In the mid-70s working for Digital, I supported some of the in-house typesetting folks on their PDP-11 based system. The coolest computer terminal I ever worked with was the typesetting version of the VT20, a sleek fiberglass case with a deepset screen, and the function keys on the side of the keyboard were individually backlit with little incandescent lights, under program control. It was pretty easy to make a simple assembler program for light shows. It probably used a variant of runoff for typesetting (my memory fades, grasshopper), and the justification-and-hyphenation process was a batch job that would be left to run overnight for about a brochure's worth of text. It then went to some version of a formed-character optical system for output. I also worked on some interface code for an early xerographic printer. Pre-laser printer technology. It was a variant of a Computer Original Microfilm printer with a CRT as the imaging device, and since memory was still to slow or expensive to do it dot-by-dot for 132x60 pages, the characters were on a shadow mask near the neck of the CRT, and a fuzzy electon-beam was deflected though the appropriate character, and then deflected to the apropriate position.

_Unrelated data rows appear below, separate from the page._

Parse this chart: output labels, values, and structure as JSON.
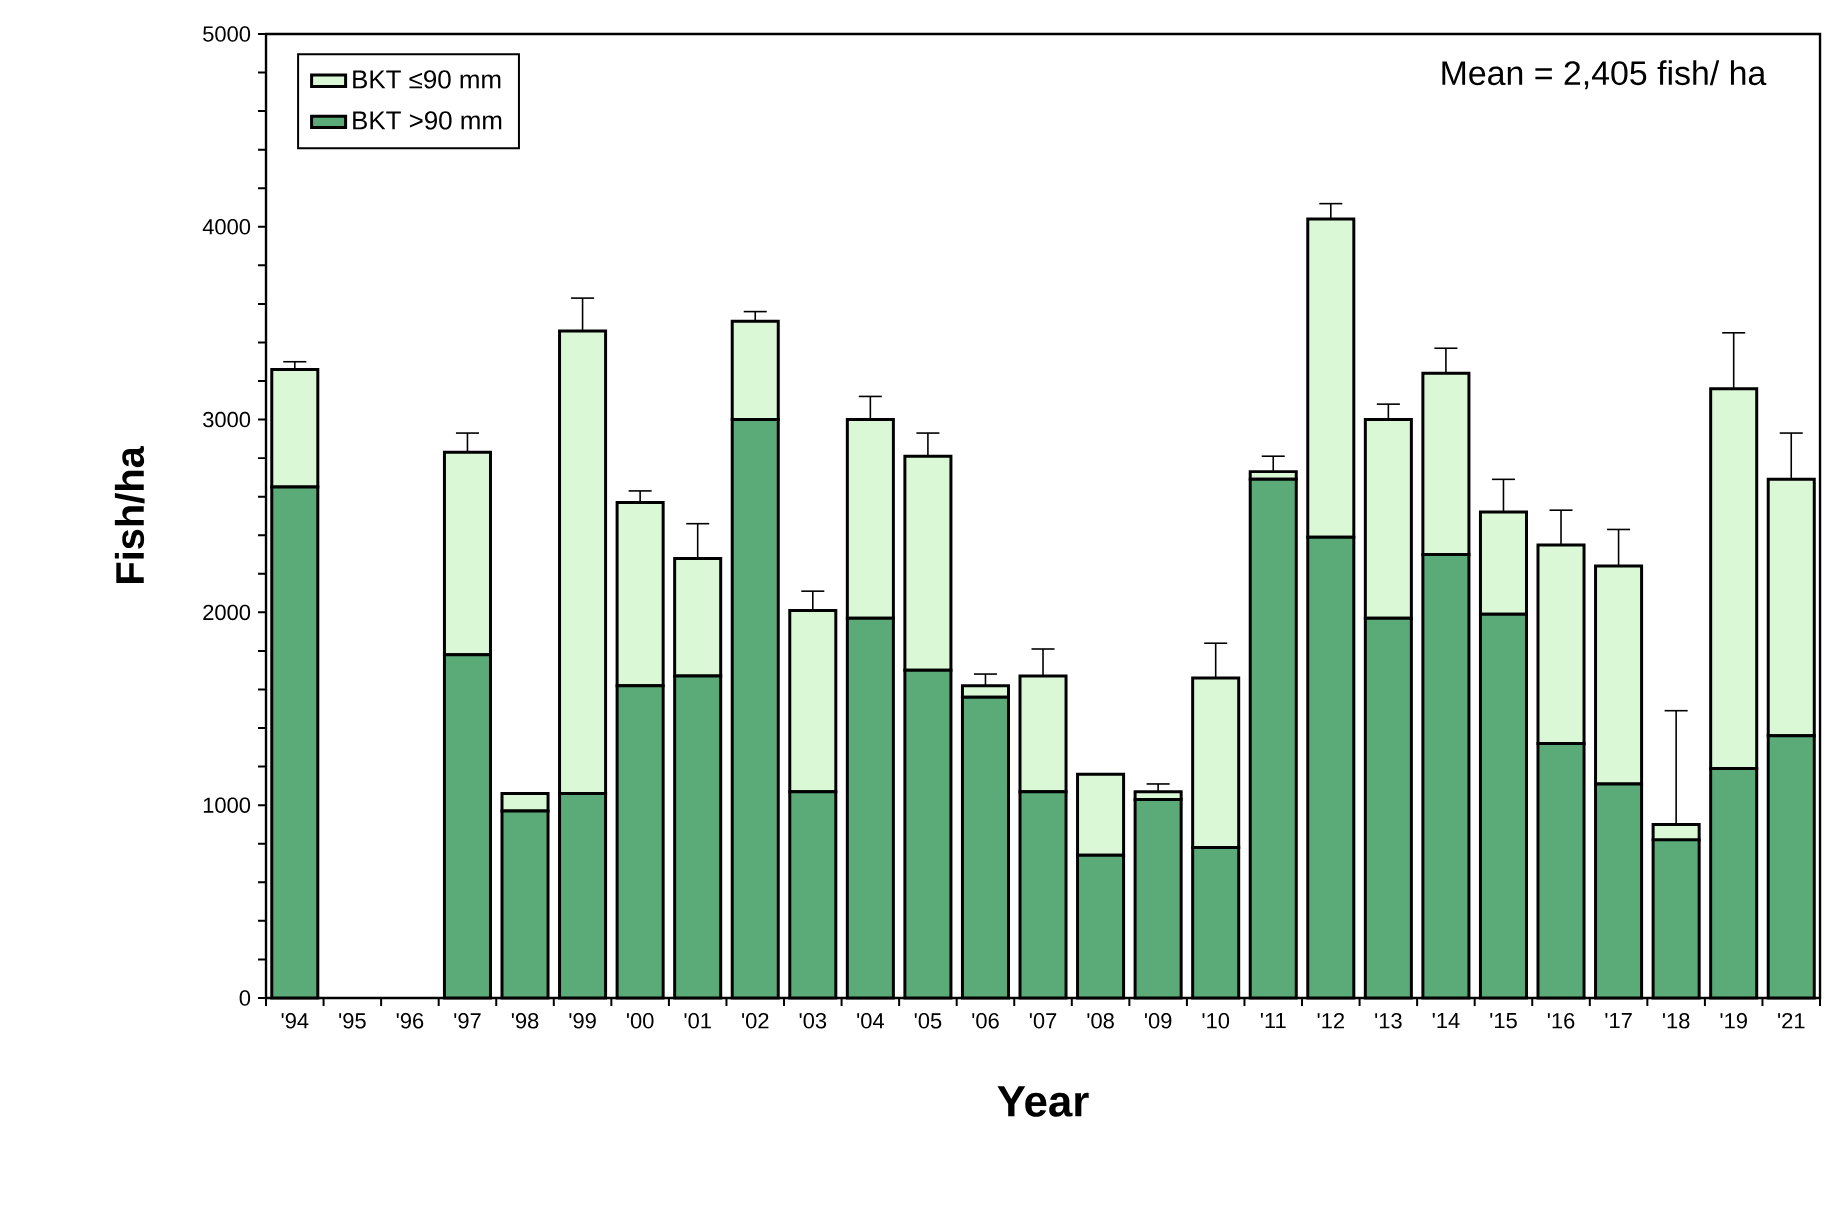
{
  "chart_data": {
    "type": "bar",
    "stacked": true,
    "xlabel": "Year",
    "ylabel": "Fish/ha",
    "categories": [
      "'94",
      "'95",
      "'96",
      "'97",
      "'98",
      "'99",
      "'00",
      "'01",
      "'02",
      "'03",
      "'04",
      "'05",
      "'06",
      "'07",
      "'08",
      "'09",
      "'10",
      "'11",
      "'12",
      "'13",
      "'14",
      "'15",
      "'16",
      "'17",
      "'18",
      "'19",
      "'21"
    ],
    "series": [
      {
        "name": "BKT >90 mm",
        "color": "#5aab78",
        "values": [
          2650,
          null,
          null,
          1780,
          970,
          1060,
          1620,
          1670,
          3000,
          1070,
          1970,
          1700,
          1560,
          1070,
          740,
          1030,
          780,
          2690,
          2390,
          1970,
          2300,
          1990,
          1320,
          1110,
          820,
          1190,
          1360
        ]
      },
      {
        "name": "BKT ≤90 mm",
        "color": "#daf7d6",
        "values": [
          610,
          null,
          null,
          1050,
          90,
          2400,
          950,
          610,
          510,
          940,
          1030,
          1110,
          60,
          600,
          420,
          40,
          880,
          40,
          1650,
          1030,
          940,
          530,
          1030,
          1130,
          80,
          1970,
          1330
        ],
        "errors": [
          40,
          null,
          null,
          100,
          null,
          170,
          60,
          180,
          50,
          100,
          120,
          120,
          60,
          140,
          null,
          40,
          180,
          80,
          80,
          80,
          130,
          170,
          180,
          190,
          590,
          290,
          240
        ]
      }
    ],
    "ylim": [
      0,
      5000
    ],
    "yticks": [
      0,
      1000,
      2000,
      3000,
      4000,
      5000
    ],
    "legend": "top left",
    "annotations": [
      "Mean = 2,405 fish/ ha"
    ]
  }
}
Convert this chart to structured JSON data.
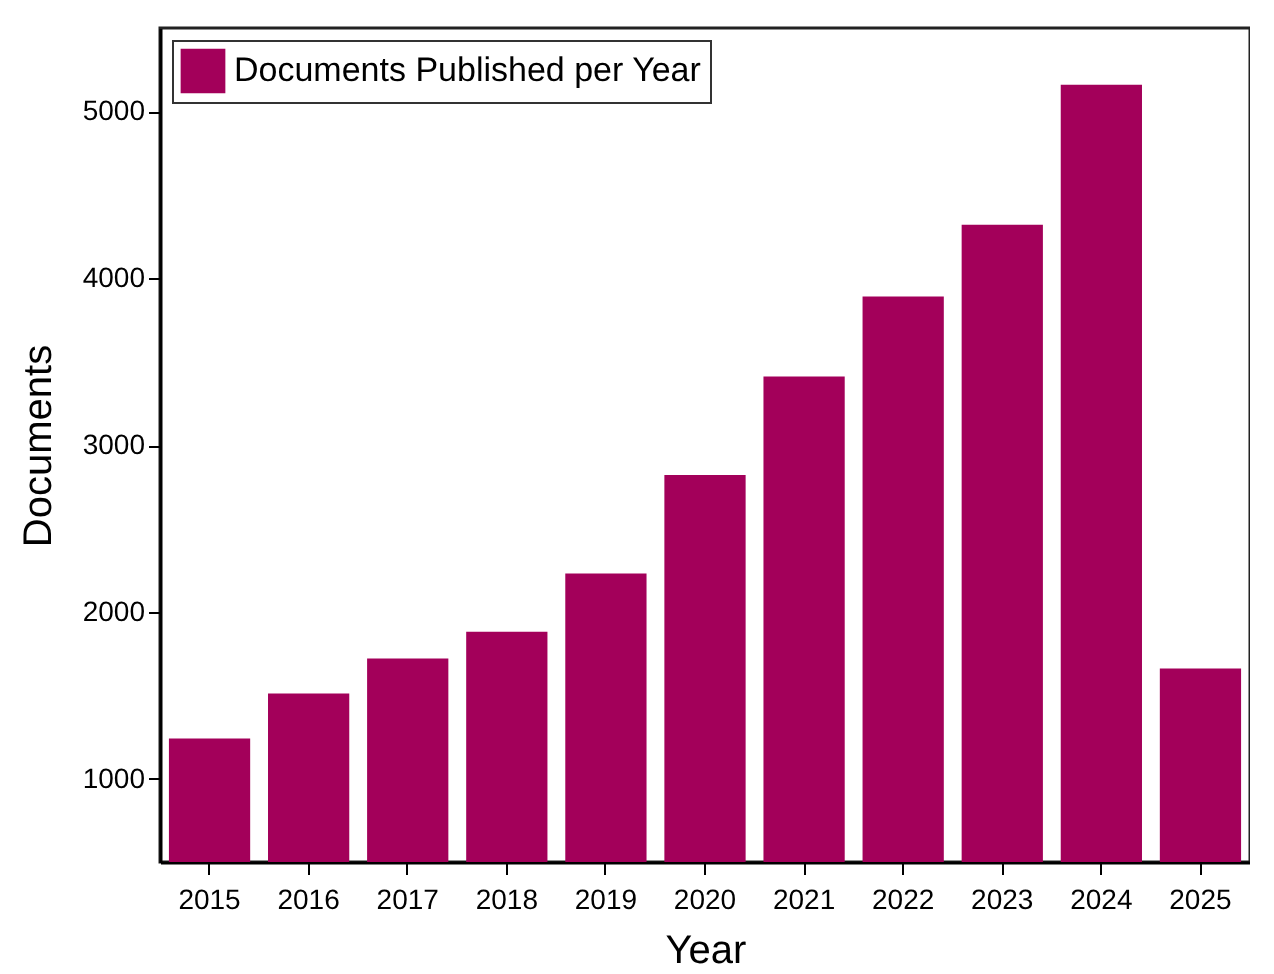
{
  "chart_data": {
    "type": "bar",
    "xlabel": "Year",
    "ylabel": "Documents",
    "categories": [
      "2015",
      "2016",
      "2017",
      "2018",
      "2019",
      "2020",
      "2021",
      "2022",
      "2023",
      "2024",
      "2025"
    ],
    "series": [
      {
        "name": "Documents Published per Year",
        "color": "#a3005a",
        "values": [
          1240,
          1510,
          1720,
          1880,
          2230,
          2820,
          3410,
          3890,
          4320,
          5160,
          1660
        ]
      }
    ],
    "ylim": [
      500,
      5500
    ],
    "yticks": [
      1000,
      2000,
      3000,
      4000,
      5000
    ],
    "grid": false,
    "legend": "top left"
  }
}
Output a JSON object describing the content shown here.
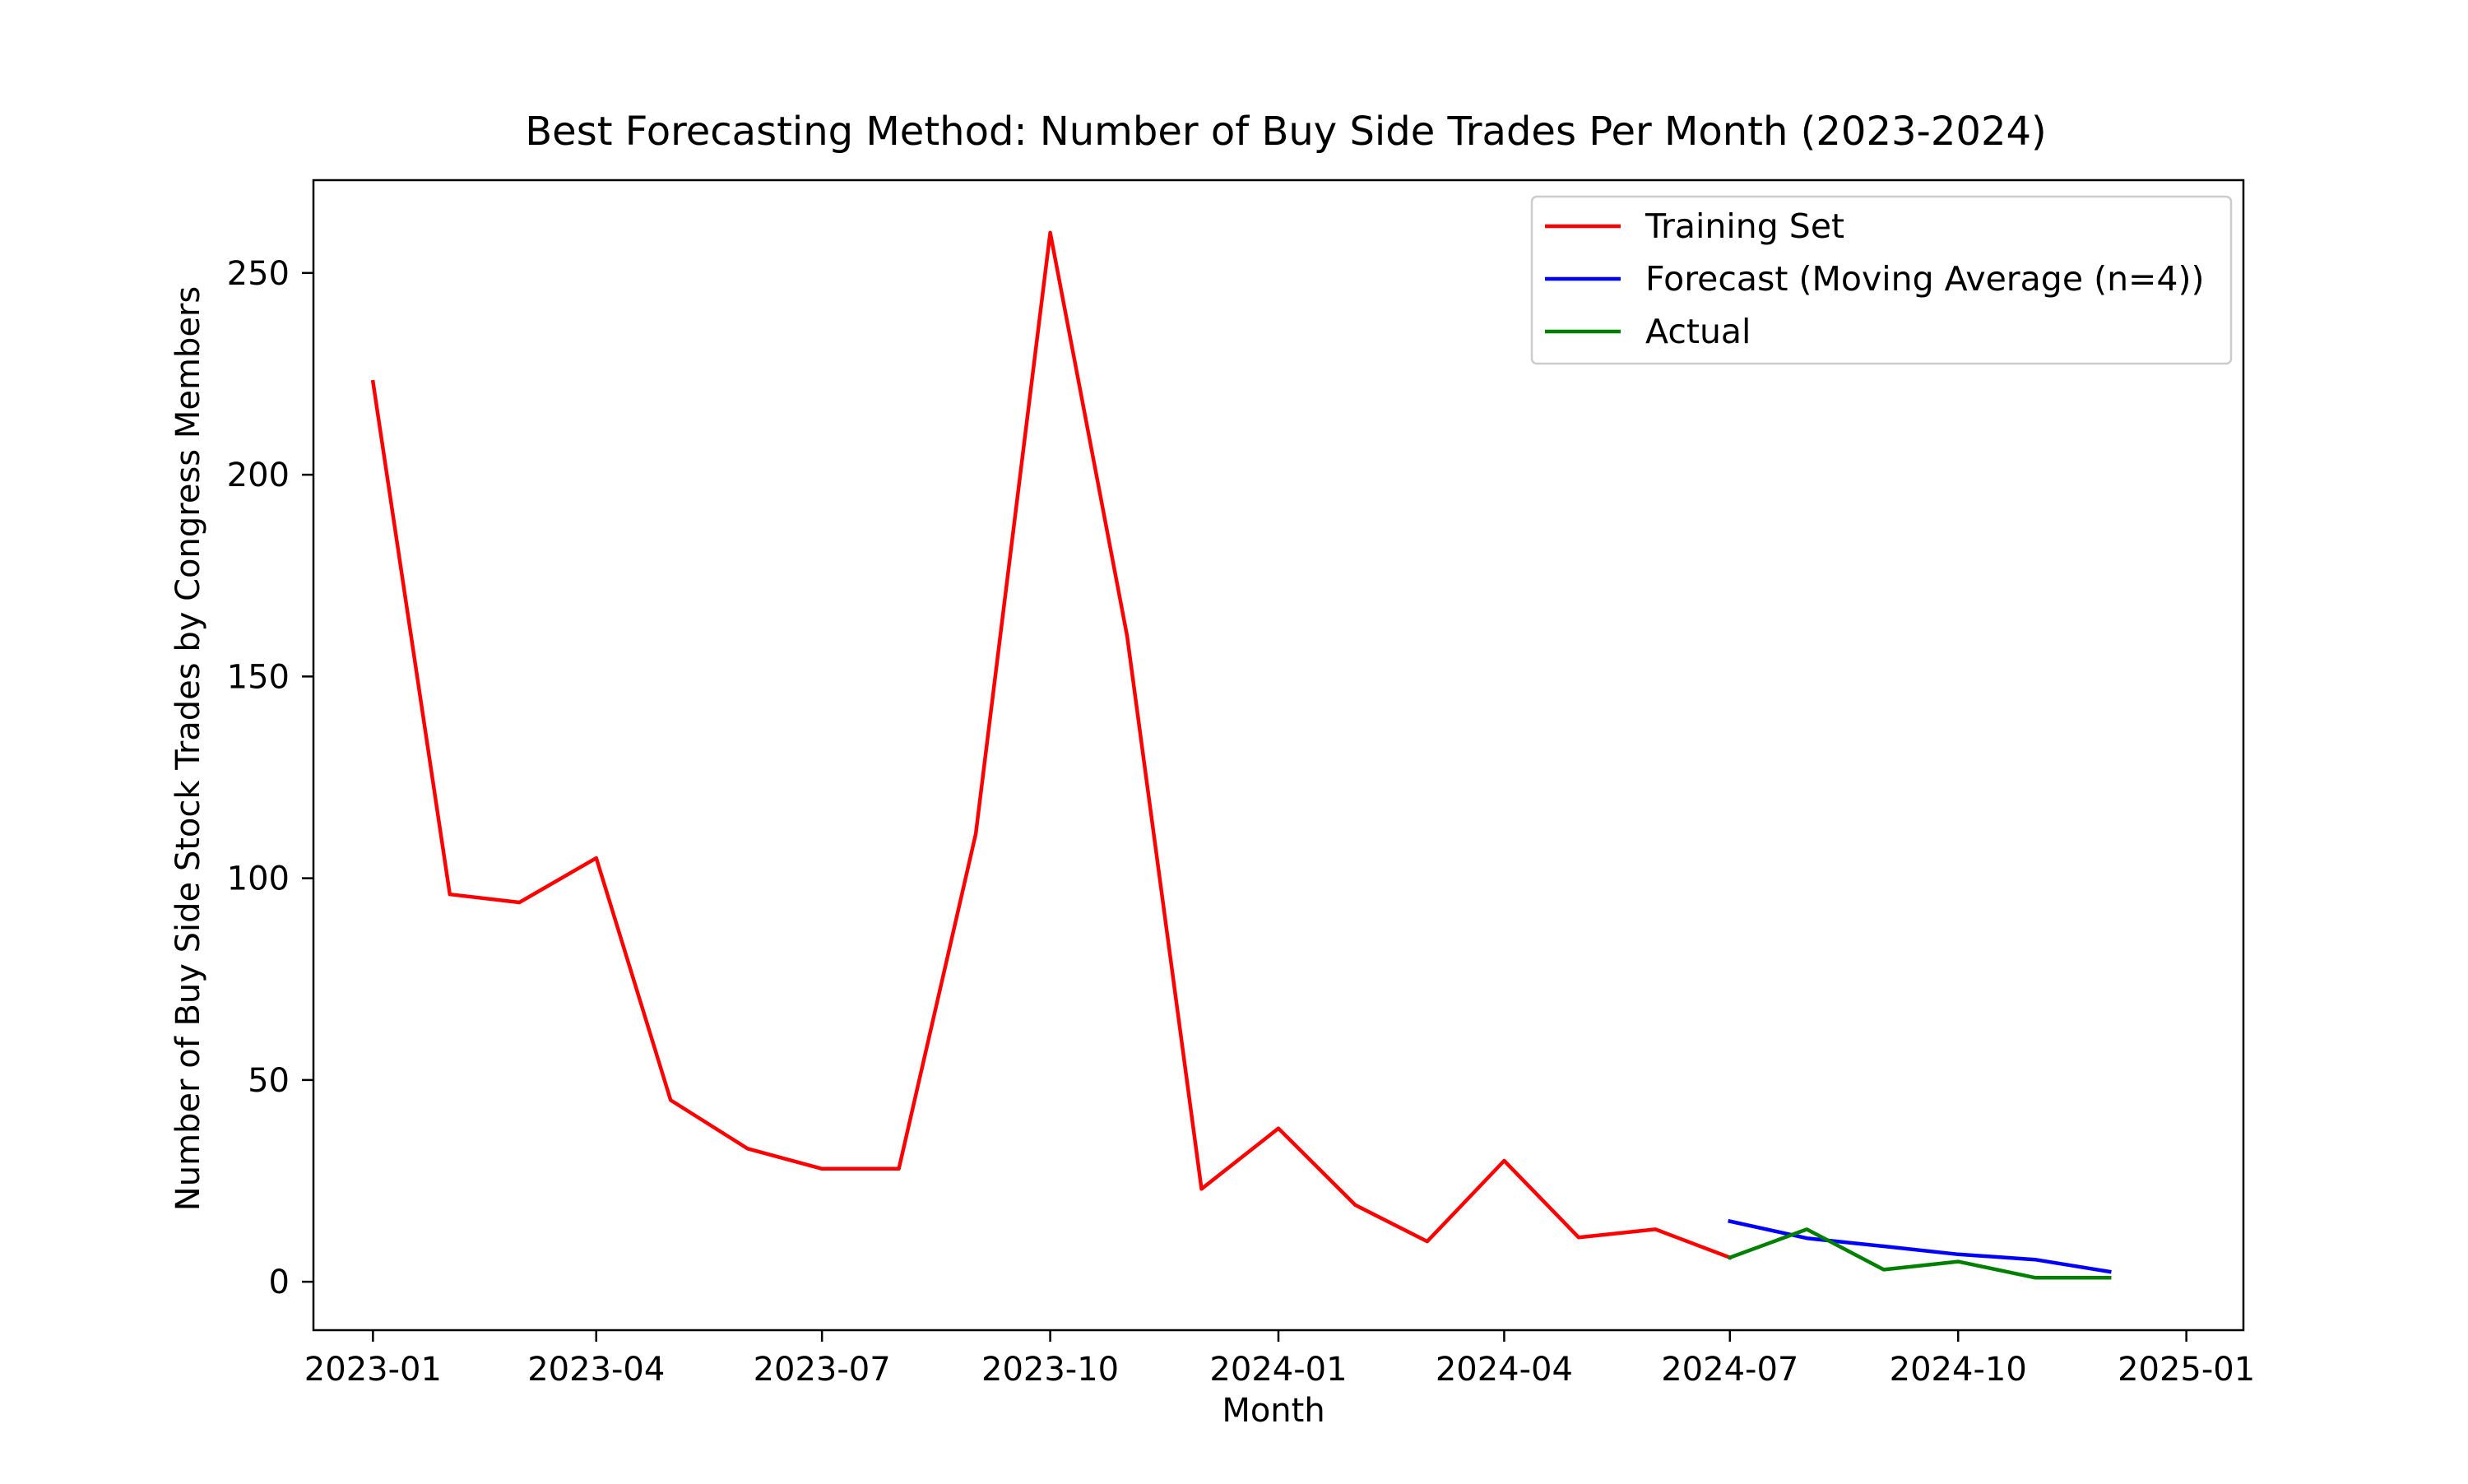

A year or so later, DEC and Xerox collaborated on a laser printer. Then they shrunk. Then shrunk more. You could even eventually put one in an office, if you had a dedicated 20amp outlet.
Then early inkjets that were messy when they broke.
Software - runoff (basic formatting), Scribe (text as objects, you labeled something as a footnote, and decided whether you wanted footnotes or endnotes when you ran Scribe on your formatted text), then TeX, MetaFont, LaTeX, WordPerfect, AmiPro - the whole electronic Tower of Babble.
Uphill. Both ways.
Posted on entry Open thread 24 ::: June 17, 2004, 06:51 PM:
[Xopher] On a completely unrelated note, have you read any Donaldson lately?
Not in years. He did teach me about figuring out words from their roots or even their feel, since so many weren't in ANY of my dictionaries. I did get through his Thomas Convenant the Unbelievably Depressed. Has he learned to write in any other scale than B Downer Minor?
Posted on entry Open thread 24 ::: June 17, 2004, 10:40 AM:
"I'm sorry..." I think they overclaim what they can do, and it looks like it will lead to mild Thesauritosis, but I know people that this might help with simple writing problems (ESL, forex). It certainly won't upgrade your skills unless you're really bad with adjectives and adverbs. I shudder to think of people applying it to fiction.
Mostly they're just blowing [white] smoke up your butt.
Posted on entry Open thread 20. ::: March 29, 2004, 06:20 PM:
Ah, Skwid, what a sad life you have had, if nobody ever let you look at their Pogo comics by Walt Kelly.
Funny, satirical, political, punnical, topical, anthropomorphical animal comic strip from the 40s to the mid-70s. And nonsensical new words to old songs, bits of which have been confusing you in entries above. A quick look at my online library union catalog was quite fruitful, and I now have ILL requests for some cool memories.
"We have met the enemy and he is us."
Posted on entry Paint and sensibility ::: March 09, 2004, 09:18 AM:
Xopher: The Godspell lyric is:
On the willows there,
we hung up our lives,
for our captors there required ...
From the Godspell vocal score I just happen to have.

I don't mean to harp, or call you a lyre, just nitpicking to be polite.